Что на это скажешь? Мне она больше нравилась такой. Угроза безумия миновала, и она снова стала собой, уверенной и общительной, в точности той Лиссой, которую я всегда знала и любила. Наблюдая за ней сейчас, я без труда верила, что она, как говорил Виктор, близка к тому, чтобы стать лидером. В этом Лисса очень напоминала своих родителей и Андрея — они так же вызывали чувство преданности у тех, кто их знал.
— И еще кое-что, о чем он говорил, — продолжала она. — Что я не смогу отказаться от этого. Он был прав. Это больно — не иметь возможности использовать магию. Временами я очень сильно скучаю по ней.
— Понимаю.
Я чувствовала ее душевную боль. Таблетки притупляли ее магические возможности, но не нашу связь.
— Я все думаю и думаю о том, что могла бы делать. Обо всех людях, которым могла бы помочь.
В ее словах ощущались сожаление и печаль.
— Прежде всего ты должна помочь себе самой, — жестко сказала я. — Не хочу, чтобы ты снова страдала. И не допущу этого.
— Знаю. Кристиан говорит то же самое. — Она чуть глуповато улыбнулась — как всегда, когда упоминала о нем.
Знай я, что любовь сделает с этими идиотами, я, может, и не так уж старалась бы снова свести их.
— И думаю, вы оба правы. Лучше тосковать по магии и быть в здравом уме, чем владеть ею и быть сумасшедшей. Золотой середины не существует.
— Нет. Во всяком случае в этом вопросе.
И потом, словно бы ниоткуда, в сознании всплыла мысль: существует золотая середина. Припомнились слова Натальи: «Оно того стоит. Стоит ради этого отказаться от солнца и магии».
Магия.
Госпожа Карп стала стригоем не потому, что сошла с ума. Она стала стригоем, чтобы не сойти с ума. Тот, кто становится стригоем, полностью отрезается от магии. Утрачивает возможность использовать ее. Перестает чувствовать ее. Не хочет ее больше. Глядя на Лиссу, я почувствовала внутри нарастающее беспокойство. Что, если она тоже поймет это? Что, если захочет сделать то же самое? Нет, тут же решила я. Лисса никогда так не поступит. Она слишком сильна как личность, слишком порядочна. Пока она принимает таблетки и не утрачивает способности рассуждать, радикальных мер ей не потребуется.

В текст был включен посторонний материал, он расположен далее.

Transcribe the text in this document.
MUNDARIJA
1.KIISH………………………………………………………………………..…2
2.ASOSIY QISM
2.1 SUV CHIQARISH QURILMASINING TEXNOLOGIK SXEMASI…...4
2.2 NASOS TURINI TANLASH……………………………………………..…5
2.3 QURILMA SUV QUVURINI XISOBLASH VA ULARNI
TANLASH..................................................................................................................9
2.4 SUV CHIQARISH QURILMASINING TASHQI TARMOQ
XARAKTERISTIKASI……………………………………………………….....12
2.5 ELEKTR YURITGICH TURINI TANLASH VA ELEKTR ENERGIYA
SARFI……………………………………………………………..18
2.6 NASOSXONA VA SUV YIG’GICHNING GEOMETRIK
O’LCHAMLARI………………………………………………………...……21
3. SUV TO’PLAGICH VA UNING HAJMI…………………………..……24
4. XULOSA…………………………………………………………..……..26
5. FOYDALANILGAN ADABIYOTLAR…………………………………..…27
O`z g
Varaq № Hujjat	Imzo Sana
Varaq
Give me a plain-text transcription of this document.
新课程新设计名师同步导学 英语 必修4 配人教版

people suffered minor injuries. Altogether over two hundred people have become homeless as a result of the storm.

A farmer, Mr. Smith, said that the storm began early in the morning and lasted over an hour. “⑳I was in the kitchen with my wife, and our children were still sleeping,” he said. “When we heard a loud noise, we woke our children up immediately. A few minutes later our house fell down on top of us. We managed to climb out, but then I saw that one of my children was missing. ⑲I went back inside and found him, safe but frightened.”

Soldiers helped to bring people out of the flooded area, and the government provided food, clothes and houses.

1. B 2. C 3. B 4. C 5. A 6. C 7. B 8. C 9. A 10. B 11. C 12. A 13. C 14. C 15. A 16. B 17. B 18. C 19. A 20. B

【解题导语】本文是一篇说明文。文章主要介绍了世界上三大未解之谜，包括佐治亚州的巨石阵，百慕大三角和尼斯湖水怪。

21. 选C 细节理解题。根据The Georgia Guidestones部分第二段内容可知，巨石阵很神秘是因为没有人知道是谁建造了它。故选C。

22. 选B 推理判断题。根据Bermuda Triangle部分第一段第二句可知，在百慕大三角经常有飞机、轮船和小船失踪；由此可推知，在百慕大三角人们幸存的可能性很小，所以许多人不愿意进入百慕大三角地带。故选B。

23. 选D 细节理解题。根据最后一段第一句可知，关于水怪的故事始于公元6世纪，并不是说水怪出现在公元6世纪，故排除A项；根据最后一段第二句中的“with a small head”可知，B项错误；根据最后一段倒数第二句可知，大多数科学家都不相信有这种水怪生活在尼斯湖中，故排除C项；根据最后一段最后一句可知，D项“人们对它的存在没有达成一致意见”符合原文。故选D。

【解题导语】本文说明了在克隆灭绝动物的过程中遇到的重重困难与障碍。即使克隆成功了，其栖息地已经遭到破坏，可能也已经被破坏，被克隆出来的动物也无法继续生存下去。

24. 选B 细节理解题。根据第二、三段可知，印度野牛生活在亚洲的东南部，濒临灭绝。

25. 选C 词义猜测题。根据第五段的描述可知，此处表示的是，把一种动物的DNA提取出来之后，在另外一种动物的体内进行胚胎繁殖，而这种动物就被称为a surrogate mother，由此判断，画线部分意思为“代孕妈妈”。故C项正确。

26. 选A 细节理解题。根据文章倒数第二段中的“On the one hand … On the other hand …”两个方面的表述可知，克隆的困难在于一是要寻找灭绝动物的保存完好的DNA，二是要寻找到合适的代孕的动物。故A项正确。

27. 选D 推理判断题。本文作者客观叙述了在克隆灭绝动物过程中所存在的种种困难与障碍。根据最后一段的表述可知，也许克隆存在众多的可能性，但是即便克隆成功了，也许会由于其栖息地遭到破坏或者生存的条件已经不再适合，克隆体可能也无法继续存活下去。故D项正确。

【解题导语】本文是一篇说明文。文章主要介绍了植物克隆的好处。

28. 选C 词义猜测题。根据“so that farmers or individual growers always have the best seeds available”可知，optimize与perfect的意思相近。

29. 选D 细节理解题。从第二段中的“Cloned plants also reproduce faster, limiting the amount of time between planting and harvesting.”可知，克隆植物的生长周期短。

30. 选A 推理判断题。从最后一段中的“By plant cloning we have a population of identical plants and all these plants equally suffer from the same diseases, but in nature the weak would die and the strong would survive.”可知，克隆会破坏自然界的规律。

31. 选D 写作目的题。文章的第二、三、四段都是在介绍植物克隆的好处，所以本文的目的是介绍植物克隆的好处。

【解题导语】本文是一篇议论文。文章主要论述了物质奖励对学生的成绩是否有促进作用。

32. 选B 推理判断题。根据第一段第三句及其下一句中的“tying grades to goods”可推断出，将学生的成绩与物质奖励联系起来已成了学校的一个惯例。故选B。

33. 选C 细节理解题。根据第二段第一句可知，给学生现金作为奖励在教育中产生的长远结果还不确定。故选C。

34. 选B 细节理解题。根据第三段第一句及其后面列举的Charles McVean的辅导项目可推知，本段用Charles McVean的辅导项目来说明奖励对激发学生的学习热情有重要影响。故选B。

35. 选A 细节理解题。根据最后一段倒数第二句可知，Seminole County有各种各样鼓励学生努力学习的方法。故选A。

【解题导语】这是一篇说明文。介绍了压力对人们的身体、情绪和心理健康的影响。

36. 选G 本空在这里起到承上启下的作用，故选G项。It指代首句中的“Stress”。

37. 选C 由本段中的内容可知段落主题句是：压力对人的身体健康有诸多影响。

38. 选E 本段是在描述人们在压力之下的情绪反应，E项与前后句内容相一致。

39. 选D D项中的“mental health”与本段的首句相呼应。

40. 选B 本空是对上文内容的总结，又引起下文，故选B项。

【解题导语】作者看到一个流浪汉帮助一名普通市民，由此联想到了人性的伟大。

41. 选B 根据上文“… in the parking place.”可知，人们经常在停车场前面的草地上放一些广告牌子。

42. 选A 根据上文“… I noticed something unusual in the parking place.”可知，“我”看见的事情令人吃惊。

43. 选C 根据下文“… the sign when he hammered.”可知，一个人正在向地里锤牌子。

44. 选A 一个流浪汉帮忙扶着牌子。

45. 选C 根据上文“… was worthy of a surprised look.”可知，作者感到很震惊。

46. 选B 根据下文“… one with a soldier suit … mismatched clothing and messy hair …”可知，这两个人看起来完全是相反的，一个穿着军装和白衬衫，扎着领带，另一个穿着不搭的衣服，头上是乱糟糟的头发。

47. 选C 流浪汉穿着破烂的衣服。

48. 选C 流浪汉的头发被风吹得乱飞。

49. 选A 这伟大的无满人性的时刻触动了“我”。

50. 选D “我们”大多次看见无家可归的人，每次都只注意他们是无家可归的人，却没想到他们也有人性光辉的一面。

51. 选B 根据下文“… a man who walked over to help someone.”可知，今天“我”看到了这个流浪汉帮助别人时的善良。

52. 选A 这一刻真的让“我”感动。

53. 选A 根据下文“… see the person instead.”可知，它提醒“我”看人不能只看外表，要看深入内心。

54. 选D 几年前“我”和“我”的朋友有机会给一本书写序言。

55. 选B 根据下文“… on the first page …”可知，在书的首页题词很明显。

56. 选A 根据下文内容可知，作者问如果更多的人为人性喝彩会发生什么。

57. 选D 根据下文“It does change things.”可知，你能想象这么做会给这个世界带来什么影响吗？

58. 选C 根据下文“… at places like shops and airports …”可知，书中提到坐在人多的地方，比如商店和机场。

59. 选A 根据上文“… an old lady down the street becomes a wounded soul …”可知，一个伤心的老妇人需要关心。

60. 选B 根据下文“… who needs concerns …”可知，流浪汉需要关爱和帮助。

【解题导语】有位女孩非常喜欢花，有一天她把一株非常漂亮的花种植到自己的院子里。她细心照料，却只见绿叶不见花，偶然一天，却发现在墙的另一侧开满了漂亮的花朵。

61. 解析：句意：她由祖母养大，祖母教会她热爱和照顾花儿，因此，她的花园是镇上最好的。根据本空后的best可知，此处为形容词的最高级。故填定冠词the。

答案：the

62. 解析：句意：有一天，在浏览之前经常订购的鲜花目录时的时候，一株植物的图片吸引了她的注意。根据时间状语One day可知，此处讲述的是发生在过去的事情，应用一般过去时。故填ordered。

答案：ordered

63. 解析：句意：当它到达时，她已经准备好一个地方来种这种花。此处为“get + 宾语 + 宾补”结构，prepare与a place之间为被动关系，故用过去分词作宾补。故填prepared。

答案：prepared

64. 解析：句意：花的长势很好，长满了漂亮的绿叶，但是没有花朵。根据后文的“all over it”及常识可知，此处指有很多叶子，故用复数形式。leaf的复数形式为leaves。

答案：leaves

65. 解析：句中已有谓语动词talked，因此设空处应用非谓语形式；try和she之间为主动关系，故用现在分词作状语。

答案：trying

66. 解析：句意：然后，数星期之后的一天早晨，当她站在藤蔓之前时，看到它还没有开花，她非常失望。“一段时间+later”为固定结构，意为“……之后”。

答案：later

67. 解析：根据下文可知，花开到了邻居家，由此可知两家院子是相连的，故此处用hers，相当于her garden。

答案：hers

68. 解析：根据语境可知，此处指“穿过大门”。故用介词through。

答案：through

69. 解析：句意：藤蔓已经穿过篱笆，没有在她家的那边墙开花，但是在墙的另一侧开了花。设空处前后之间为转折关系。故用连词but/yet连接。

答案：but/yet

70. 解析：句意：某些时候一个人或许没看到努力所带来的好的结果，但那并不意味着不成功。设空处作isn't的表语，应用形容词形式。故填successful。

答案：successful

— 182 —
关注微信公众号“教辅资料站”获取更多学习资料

Тем не менее вся эта концепция побуждала меня выяснить еще одну, последнюю вещь. На следующее утро я пошла в церковь, уселась на скамью и дождалась прихода священника.
— Здравствуй, Роза, — сказал он, явно удивленный моим появлением. — Я могу тебе чем-то помочь?
Я встала.
— Мне нужно узнать кое-что о святом Владимире. Я прочла ту книгу, что вы дали мне, и еще несколько других. — Лучше не говорить ему о тех, которые были украдены с чердака. — Но нигде не упоминается, как он умер. Как окончил свою жизнь. Он был мучеником?
Священник вскинул кустистые брови.
— Нет. Он умер в преклонном возрасте. Почил с миром.
— Вы уверены? Он не стал стригоем и не покончил с собой?
— Нет, конечно нет. Откуда у тебя такие мысли?
— Ну… он был святым и все такое, но в то же время немного… сумасшедшим. Я читала об этом. Ну и подумала, что в конце концов безумие могло взять над ним верх.
Его лицо приняло серьезное выражение.